I am really looking forward to trying the new R (interactive) nodes, but am having trouble getting them to work.
When I tried to use the "R View (Table)" node, I got the following error: R cannot be intialized.
R_HOME does not contain a folder with name "bin".
R_HOME is meant to be the path to the folder which is the root of Rs installation tree.
It contains a bin folder which itself contains the R executable.
Please change the R settings in the preferences.
So, I set the Path to R Home for R (labs) to "C:\Program Files\R\R-3.0.1". Now I get the following error: R cannot be intialized.
null
What is the correct way of specifying the R_HOME? Any help would be appreciated.
The R_HOME is correct! I justed added an FAQ entry explaining the solution for the new R (labs) integration, see here. The problem is to point to the jri.dll (64bit) with a system property that need to be added to the knime.ini.
I followed the steps outlined in the FAQ regarding R (Interactive). All steps in the FAQ were followed except for "remove the feature org.knime.features.rengine.r2.feature.group from the
installation ..." because I couldn't find org.knime.features.rengine.r2.feature.group in my installation.
When I try to configure any node from the R (Interactive) group, I am still getting "R cannot be initialized" error.
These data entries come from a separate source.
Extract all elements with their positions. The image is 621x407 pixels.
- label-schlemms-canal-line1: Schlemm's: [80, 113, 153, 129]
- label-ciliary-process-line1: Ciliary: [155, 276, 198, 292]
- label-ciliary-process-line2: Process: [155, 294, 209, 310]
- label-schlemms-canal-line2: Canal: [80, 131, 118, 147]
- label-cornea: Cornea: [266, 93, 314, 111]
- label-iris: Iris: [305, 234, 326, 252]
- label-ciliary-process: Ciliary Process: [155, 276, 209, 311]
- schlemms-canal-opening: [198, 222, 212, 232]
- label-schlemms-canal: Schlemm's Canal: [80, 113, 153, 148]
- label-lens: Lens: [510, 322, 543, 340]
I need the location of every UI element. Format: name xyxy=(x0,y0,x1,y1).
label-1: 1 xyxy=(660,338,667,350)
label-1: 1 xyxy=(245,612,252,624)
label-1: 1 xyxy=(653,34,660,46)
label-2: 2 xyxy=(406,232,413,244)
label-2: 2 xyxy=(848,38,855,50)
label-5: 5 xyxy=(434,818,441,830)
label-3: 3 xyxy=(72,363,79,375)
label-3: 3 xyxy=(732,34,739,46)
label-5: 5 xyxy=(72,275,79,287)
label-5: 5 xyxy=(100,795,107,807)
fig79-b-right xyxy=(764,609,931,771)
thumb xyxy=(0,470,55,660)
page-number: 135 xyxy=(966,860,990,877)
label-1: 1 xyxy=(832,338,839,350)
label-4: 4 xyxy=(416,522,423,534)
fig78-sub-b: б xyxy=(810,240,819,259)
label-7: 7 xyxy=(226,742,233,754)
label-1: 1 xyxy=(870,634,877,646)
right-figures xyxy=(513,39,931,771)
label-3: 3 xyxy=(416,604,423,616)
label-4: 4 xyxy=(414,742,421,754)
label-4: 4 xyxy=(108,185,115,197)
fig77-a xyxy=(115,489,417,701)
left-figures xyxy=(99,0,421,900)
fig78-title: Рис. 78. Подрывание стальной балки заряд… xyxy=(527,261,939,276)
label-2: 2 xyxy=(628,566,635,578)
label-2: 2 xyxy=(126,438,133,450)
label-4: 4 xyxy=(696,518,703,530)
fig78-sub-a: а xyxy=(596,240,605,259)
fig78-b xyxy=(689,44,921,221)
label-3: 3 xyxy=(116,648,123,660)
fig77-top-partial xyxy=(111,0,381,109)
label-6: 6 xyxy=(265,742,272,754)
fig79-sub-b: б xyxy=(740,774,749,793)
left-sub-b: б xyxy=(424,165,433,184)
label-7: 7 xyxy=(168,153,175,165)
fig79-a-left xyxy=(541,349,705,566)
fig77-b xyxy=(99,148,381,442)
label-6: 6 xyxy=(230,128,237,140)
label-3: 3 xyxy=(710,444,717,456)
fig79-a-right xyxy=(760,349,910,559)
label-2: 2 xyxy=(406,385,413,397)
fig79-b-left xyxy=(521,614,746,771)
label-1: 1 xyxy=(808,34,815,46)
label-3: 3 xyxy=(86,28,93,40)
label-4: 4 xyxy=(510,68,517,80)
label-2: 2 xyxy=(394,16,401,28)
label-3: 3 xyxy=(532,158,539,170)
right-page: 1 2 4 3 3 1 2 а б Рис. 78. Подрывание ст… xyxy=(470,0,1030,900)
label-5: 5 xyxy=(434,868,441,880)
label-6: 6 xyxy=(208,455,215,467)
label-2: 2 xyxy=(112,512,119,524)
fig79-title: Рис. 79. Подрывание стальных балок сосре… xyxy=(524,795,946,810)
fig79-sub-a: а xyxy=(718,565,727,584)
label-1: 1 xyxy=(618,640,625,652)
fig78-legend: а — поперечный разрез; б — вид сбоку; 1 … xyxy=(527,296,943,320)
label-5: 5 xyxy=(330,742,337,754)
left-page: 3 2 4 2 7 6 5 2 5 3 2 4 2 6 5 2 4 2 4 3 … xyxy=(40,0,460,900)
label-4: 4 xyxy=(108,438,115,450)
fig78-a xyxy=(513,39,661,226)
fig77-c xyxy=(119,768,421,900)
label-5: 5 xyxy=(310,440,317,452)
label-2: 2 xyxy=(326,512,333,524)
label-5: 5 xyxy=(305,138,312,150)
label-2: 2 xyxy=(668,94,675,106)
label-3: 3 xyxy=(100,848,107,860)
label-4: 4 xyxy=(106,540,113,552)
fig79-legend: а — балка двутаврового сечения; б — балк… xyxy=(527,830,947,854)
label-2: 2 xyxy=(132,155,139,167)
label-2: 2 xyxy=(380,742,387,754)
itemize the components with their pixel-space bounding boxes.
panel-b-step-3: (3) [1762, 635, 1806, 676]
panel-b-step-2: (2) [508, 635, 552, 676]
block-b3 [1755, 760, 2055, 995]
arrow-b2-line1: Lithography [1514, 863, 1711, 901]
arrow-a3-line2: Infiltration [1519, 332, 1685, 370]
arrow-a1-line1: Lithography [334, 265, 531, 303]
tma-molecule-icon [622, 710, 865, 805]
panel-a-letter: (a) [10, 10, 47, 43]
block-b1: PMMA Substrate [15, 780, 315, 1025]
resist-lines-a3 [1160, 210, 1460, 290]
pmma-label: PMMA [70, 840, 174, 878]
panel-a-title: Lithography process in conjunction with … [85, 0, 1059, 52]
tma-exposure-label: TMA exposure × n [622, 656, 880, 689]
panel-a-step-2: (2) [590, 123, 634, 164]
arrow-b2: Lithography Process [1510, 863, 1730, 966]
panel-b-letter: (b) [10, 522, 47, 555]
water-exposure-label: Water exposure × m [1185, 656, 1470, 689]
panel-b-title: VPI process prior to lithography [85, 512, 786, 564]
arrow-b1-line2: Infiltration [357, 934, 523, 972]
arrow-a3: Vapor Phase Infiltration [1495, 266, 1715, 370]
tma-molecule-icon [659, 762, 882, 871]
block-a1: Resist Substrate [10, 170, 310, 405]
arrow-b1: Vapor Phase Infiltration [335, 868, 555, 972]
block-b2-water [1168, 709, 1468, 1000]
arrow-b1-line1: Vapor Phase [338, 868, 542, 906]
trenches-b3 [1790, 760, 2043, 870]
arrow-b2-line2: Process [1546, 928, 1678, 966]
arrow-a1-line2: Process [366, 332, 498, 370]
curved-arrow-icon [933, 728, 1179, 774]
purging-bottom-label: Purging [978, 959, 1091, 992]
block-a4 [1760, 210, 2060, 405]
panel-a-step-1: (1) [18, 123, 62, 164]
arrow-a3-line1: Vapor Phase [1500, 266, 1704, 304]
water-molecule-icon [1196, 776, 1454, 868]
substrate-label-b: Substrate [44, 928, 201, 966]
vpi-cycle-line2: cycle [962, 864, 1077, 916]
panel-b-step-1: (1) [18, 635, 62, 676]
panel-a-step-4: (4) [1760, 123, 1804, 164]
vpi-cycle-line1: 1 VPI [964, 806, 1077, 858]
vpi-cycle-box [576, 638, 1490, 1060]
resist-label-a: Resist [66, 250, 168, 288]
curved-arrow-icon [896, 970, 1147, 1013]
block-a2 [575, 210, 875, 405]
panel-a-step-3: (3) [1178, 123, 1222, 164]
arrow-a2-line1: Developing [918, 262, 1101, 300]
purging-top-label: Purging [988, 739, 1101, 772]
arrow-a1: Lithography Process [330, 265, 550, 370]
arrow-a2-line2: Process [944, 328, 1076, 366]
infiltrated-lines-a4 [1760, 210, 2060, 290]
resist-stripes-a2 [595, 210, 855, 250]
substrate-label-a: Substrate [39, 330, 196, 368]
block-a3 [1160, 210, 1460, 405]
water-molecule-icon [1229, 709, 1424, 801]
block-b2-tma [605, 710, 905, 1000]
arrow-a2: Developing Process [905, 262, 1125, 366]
When I try to execute the node, I get the "RController" error. I am using KNIME 2.8.2 and R 3.0.1.
I think for R3 you have to add the following line to your knime.ini: -Djava.library.path=C:\Users\xyz\Documents\R\win-library\3.0\rJava\jri\x64 Hope this helps?
That was the source of the problem! I had installed R 64bit without the 32-bit libs. I re-installed R-3.0.2 64-bit and included the 32-bit libs this time. This has fixed the problem. R(Interactive) nodes in KNIME are now working.
I included a similar line in knime.ini. It is slightly different than the one you specified to reflect the correct location of jri.dll in my machine. This is the line I had included in knime.ini
I am running KNIME 2.9.2 and am trying to set up to use the R (Interactive) nodes. I have been getting this error
R cannot be intialized.
R_HOME is not a directory.
R_HOME is meant to be the path to the folder which is the root of Rs installation tree.
It contains a bin folder which itself contains the R executable.
Please change the R settings in the preferences.
I am on Mac OS 10.7.5 with R 3.0.1
I set the R_HOME in the preferences to many things (eg. I tried /Library/Frameworks/R.framework/Resources/R and /usr/bin/R)
I installed rJava.
in knime.ini I put : -Djava.library.path=/Library/Frameworks/R.framework/Versions/Current/Resources/library/rJava/jri/
I removed the feature org.knime.features.rengine.r2.feature.group from the installation
After these steps I still have the same error. Do you have suggestions what might be going wrong?